Pattern of Racketeering Activity
To establish that a pattern of racketeering activity exists there must be multiple criminal acts or incidents within a 10-year period. A pattern also implies that these incidents are not simply isolated occurrences. The criminal conduct involves “similar purposes, results, and participants.”
Those who commit these organized criminal activities typically act discretely. For this reason, law enforcement usually undertakes covert actions in their investigations. It is common for these investigations to span several years.
Unlawful Debts and Usury
These criminal activities often involve the collection of unlawful debt. These debts are incurred as a result of illegal gambling activity or lending associated with usury. The term usury is defined as when money is lent at outrageous or exorbitant rates of interest. Abusive lending practices have long existed in history. A common term for this activity today may include “loan sharking.”
New Jersey law makes it illegal to use funds that are derived from racketeering or unlawfully collected debt in trade or commerce. This includes funds obtained directly or indirectly from racketeering or by simply conspiring to do so. Trade or commerce may include any financial activities including those involved with commodities or services.
Criminal Penalties (2C:41-3)
Those who unlawfully engage in racketeering that involves crimes of violence or the use of firearms may be charged with a first-degree offense. All other racketeering offenses are charged as a crime of the second degree. For crimes of the first degree, the offender may be sentenced to a prison term of between 10 and 20 years and subject to a fine of up to $200,000. For crimes of the second degree, the offender may be sentenced to a prison term of between five and ten years and subject to a fine of up to $150,000.
Forfeiture of Assets
Those convicted of racketeering are subject to forfeiture that is coordinated by the agency prosecuting the offense. This includes any money or property that was obtained as a result of the crime(s). This also includes securities obtained or used to conduct criminal acts.
Following conviction, the court will permit the Attorney General to begin the seizure of property and interests forfeited. The Attorney General will conduct the seizure in a timely manner and consider provisional exceptions to protect the rights of innocent people. Those prosecuting the case are responsible for clearly stating that a conviction may result in forfeiture in the original indictment.
Civil Remedies (2C:41-4)
The court has the authority to impose a host of civil penalties in these cases.
- The offender may be ordered to divest any interests that they have in an enterprise.
- Restrictions may be imposed prohibiting the offender from participating in future ventures that are similar to those associated with the crimes.
- The enterprise may be formally ordered to be dissolved or modified.
- Any domestic or foreign corporation may be ordered to have their authorization to conduct business in the state canceled or suspended.

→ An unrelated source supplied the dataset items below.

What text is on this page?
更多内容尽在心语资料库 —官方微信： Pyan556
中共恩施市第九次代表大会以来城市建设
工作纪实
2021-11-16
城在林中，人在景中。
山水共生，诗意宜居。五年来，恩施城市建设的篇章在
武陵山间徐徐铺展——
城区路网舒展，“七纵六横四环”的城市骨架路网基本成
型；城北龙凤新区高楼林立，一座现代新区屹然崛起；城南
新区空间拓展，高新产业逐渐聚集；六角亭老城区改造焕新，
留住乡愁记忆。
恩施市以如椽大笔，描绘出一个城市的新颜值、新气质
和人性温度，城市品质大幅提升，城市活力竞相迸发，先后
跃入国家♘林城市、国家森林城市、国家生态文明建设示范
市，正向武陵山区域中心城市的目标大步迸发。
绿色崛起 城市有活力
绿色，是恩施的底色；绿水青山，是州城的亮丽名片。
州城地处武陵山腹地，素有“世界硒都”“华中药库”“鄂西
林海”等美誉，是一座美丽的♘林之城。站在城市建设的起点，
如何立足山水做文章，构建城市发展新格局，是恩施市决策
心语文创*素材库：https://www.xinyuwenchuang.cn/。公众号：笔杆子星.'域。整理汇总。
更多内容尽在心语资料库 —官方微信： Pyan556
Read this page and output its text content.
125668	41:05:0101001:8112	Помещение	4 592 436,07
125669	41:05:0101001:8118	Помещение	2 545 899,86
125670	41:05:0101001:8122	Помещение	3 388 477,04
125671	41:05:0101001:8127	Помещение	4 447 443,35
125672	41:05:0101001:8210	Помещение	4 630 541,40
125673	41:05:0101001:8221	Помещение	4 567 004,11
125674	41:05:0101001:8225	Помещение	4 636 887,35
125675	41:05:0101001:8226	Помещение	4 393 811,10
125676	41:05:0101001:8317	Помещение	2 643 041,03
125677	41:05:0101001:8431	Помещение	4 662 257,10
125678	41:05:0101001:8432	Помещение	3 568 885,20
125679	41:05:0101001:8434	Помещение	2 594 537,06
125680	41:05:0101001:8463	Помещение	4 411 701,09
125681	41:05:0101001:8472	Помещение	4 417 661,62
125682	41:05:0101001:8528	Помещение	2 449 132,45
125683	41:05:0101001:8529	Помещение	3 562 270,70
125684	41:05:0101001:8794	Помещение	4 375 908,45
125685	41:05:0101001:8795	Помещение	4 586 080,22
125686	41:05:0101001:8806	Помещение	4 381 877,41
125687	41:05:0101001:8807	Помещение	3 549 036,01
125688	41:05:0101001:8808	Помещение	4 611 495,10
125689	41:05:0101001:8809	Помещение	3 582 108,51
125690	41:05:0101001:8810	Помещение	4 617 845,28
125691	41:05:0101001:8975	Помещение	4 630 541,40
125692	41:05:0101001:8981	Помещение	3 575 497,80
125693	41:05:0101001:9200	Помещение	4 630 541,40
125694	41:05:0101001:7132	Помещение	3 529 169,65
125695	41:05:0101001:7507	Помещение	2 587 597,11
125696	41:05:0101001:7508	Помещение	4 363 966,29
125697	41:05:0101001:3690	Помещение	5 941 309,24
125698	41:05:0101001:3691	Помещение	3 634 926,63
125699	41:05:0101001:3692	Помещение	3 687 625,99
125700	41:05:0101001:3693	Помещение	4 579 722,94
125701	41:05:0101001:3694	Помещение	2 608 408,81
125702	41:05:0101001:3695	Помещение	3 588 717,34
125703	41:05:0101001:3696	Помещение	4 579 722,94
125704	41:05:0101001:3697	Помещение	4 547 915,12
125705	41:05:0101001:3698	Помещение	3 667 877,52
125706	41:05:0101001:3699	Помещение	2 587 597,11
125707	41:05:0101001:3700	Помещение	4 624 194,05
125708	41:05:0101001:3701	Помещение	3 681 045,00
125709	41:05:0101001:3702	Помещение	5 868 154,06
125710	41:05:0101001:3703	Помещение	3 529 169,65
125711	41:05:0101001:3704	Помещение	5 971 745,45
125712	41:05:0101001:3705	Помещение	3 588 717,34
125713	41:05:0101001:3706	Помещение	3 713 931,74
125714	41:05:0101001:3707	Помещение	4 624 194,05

- Orders to “cease and desist” may be imposed on any person requiring them to refrain from certain behavior or actions.
- Offenders may be ordered to make financial restitution when appropriate.
- Monetary penalties may be imposed of up to three times the amount obtained as a result of racketeering. These measures are intended to serve as a deterrent.
- Individuals or businesses that were harmed as a result of the defendant's actions may bring a lawsuit to recover for damages. Damages of up to three times the amount lost may be pursued as well as attorney fees.
Investigative Interrogatories (2C:41-5)
The Attorney General may create an investigative interrogatory requiring an individual or organization to produce evidence in their possession or control. This applies when there are reasonable grounds to suspect that they possess evidence that is relevant to an investigation. The document should include an explanation regarding the nature of the investigation.
The party ordered to produce the evidence will be afforded a reasonable time to do so. The party has the right to consult with legal representation. The evidence is subject to inspection and may be copied or otherwise reproduced by the court.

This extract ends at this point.